If I know of a few “interesting'” people, how can human language technology and graph theory help me find other interesting people? If I know of a few people committing a crime (e.g. fraud), how can I determine who their co-conspirators are?
If I can infer basic properties of an individual, does this help? Given a set of actors deemed interesting, we aim to find other actors who are similarly interesting. We are given a collection of informal communications (written and spoken) and a corresponding communications graph.
In this graph, each vertex represents either a communication handle, or a communication (e.g., email), and each edge connects between a handle and a communication that that handle participated in. Our goals are three-fold: (1) posit a set of actors that use one or more handles; (2) associate author attributes with actors, based on communication content; and (3) nominate an actor as interesting, based on other actors already labeled interesting.

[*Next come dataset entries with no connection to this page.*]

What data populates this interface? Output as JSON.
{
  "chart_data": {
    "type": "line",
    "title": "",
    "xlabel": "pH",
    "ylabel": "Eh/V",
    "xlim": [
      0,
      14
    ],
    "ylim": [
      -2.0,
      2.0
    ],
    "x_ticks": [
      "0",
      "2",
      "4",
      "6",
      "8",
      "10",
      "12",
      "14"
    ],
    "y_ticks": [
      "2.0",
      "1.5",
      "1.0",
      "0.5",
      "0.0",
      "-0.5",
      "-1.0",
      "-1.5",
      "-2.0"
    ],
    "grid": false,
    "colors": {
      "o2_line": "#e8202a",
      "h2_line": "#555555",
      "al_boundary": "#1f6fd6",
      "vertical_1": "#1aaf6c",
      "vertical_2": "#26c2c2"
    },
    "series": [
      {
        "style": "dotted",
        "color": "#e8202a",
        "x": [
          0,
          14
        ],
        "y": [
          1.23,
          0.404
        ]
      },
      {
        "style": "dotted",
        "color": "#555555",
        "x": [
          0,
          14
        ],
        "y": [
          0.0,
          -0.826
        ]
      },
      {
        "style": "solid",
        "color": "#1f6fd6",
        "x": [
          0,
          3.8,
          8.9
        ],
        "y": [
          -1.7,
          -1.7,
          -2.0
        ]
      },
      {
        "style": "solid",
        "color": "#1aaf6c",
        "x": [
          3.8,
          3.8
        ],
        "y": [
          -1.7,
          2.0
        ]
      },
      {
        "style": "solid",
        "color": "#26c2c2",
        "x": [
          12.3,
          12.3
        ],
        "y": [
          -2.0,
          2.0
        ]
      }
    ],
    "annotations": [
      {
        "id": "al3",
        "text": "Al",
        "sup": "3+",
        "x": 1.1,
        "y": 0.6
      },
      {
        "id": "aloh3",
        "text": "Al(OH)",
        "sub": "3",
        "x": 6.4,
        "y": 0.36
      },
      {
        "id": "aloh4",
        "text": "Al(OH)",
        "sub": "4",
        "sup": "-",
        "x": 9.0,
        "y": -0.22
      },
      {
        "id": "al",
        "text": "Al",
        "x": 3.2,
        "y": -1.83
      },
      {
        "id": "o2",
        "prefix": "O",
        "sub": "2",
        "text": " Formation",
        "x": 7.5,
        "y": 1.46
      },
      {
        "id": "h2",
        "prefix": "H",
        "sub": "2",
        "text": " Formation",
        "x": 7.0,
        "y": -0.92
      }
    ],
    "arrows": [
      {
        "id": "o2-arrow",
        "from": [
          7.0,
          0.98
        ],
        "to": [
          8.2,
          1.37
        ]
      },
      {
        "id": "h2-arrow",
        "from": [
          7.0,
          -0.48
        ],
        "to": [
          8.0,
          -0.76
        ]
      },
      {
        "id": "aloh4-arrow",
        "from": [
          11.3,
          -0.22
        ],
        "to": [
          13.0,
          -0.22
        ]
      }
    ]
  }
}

For an illustrative example, consider a corporate email corpus that consists of communications between actors, a few of which are committing fraud.
Some of their fraudulent activity is captured in emails between them, along with many other innocuous emails (both between the fraudsters and between the other employees in the company).
Some accounts may be used by multiple actors, such as an administrative account used by multiple administrators. Some actors may use multiple accounts, such as an administrator that uses the administrative account as well as their individual email address. We are to assign basic properties to the actors based on their language use.
We are then given the identities of a few fraudster vertices and asked to nominate one other vertex in the graph as likely representing another actor committing fraud.